Nada como as imagens para ajudar o som. Há 35 anos, quando Glenn Miller (1904-1944) ressuscitou em James Stewart ("Música e Lágrimas") o interesse pela música das big bands teve um grande embalo - suficiente para que se fizessem cinebiografias de outros stars do jazz, então ainda vivos - o clarinetista Benny Goodman - (1909-1986), o baterista Gene Krupa (vivido por Sal Mineo, o filme se chamou no Brasil "O Rei do Ritmo"), o pistonista Red Nichols (vivido por Danny Kaye em "A Lágrima que Faltou").
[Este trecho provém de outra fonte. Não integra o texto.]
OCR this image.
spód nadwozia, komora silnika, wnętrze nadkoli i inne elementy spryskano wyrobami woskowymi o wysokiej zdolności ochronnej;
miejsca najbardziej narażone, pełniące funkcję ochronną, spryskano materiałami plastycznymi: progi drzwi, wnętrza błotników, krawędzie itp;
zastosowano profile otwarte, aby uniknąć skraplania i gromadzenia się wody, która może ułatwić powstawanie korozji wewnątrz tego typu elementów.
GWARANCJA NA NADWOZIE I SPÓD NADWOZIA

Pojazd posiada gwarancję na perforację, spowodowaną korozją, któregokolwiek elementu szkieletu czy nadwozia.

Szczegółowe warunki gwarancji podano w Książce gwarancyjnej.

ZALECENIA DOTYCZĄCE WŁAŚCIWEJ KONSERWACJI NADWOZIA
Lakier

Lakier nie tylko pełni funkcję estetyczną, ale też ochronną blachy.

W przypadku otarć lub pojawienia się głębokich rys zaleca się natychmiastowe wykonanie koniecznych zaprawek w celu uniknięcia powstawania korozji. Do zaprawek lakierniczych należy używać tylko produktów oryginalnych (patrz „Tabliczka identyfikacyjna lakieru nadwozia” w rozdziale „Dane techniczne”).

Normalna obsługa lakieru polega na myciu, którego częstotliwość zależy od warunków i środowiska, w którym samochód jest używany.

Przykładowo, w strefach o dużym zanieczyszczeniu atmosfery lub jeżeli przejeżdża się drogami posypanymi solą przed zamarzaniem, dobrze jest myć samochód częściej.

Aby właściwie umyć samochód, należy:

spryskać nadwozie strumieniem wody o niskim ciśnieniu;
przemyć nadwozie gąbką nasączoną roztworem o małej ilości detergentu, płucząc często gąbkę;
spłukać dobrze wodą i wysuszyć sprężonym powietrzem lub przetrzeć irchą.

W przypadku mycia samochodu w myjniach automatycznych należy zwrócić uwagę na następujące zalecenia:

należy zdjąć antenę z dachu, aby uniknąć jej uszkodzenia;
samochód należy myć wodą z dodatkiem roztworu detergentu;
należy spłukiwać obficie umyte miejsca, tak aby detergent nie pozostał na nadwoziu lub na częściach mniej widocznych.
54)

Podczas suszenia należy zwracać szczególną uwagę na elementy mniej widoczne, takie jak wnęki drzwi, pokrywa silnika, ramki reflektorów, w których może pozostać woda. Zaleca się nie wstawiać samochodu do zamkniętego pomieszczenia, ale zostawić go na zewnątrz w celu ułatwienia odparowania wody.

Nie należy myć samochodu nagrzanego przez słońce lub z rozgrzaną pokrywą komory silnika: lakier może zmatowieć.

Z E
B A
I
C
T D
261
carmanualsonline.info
Mesmo cantoras pouco conhecidas no Brasil - como Helen Morgan (1900-1941) ganharam cinebiografias (no caso desta, interpretada pela desaparecida Anne Blyth em "Com Lágrimas na Voz").
Os monstros sagrados do jazz - como Louis Armstrong (1900-1971), Duke Ellington (1899-1974) e Ella Fitzgerald (71 anos a serem completados no próximo dia 25 de abril) não ganharam filmes biográficos porque não quiseram - mas suas imagens estão espalhadas em dezenas dos aproximadamente 3 mil filmes que, direta ou indiretamente tem ligação com o jazz.
O fascínio de um cineasta francês, Bertrand Tavernier, pelo jazz - que em termos culturais é mais valorizado na França do que em qualquer outro país - provocaria, de certa forma, um ressurgimento da cinebiografia jazzística: "Em Torno da Meia Noite" (Round Midnight), cinebiografia disfarçada do pianista Bud Powell (1924-1966), em seu exílio parisiense, resultaria no cult movie de 1986, que impulsionado pelo prestígio adquirido em circuitos de festivais europeus, conseguiu romper o acomodamento dos exibidores brasileiros e ter lançamento comercial no Brasil - para o que também contribuiu a indicação do saxofonista-ator Dexter Gordon, ao Oscar de melhor ator-88. Pena que outro filme de Tavernier, co-realizado com o americano Robert Parrish, "Mississipi Blues" (1985), permaneça inédito - e a sua exibição poderia ajudar a onda em torno do blues que cresce no Brasil, em especial com os maciços lançamentos feitos pela Brasdisc e a WEA.
"Bird", EUA, 1988, de Clint Eastwood; roteiro de Joel Oliansky; produção de David Valdez; fotografia de Jack N. Gree; música (arranjo-supervisão) de Lennie Niehaus (edição no Brasil da CBS); Com Forrest Whitaker (Charlie Parker) - melhor ator no Festival de Cannes; Diane Venora (Chan Parker); Michael Zelniker (Red Rodney); Sam Wright (Dizzy Gillespie); Keith David (Buster); Damon Whitaker (o jovem Charlie Parker). Em sua exibição no Cine Bristol, 3 sessões - 14h30; 17 e 20h30.
LEGENDA FOTO - Damon Whitaker interpreta o jovem Charlie Parker em "Bird". Quando adulto, o papel passa para Forrest Whitaker - irmão de Damon. Estréia hoje no Bristol.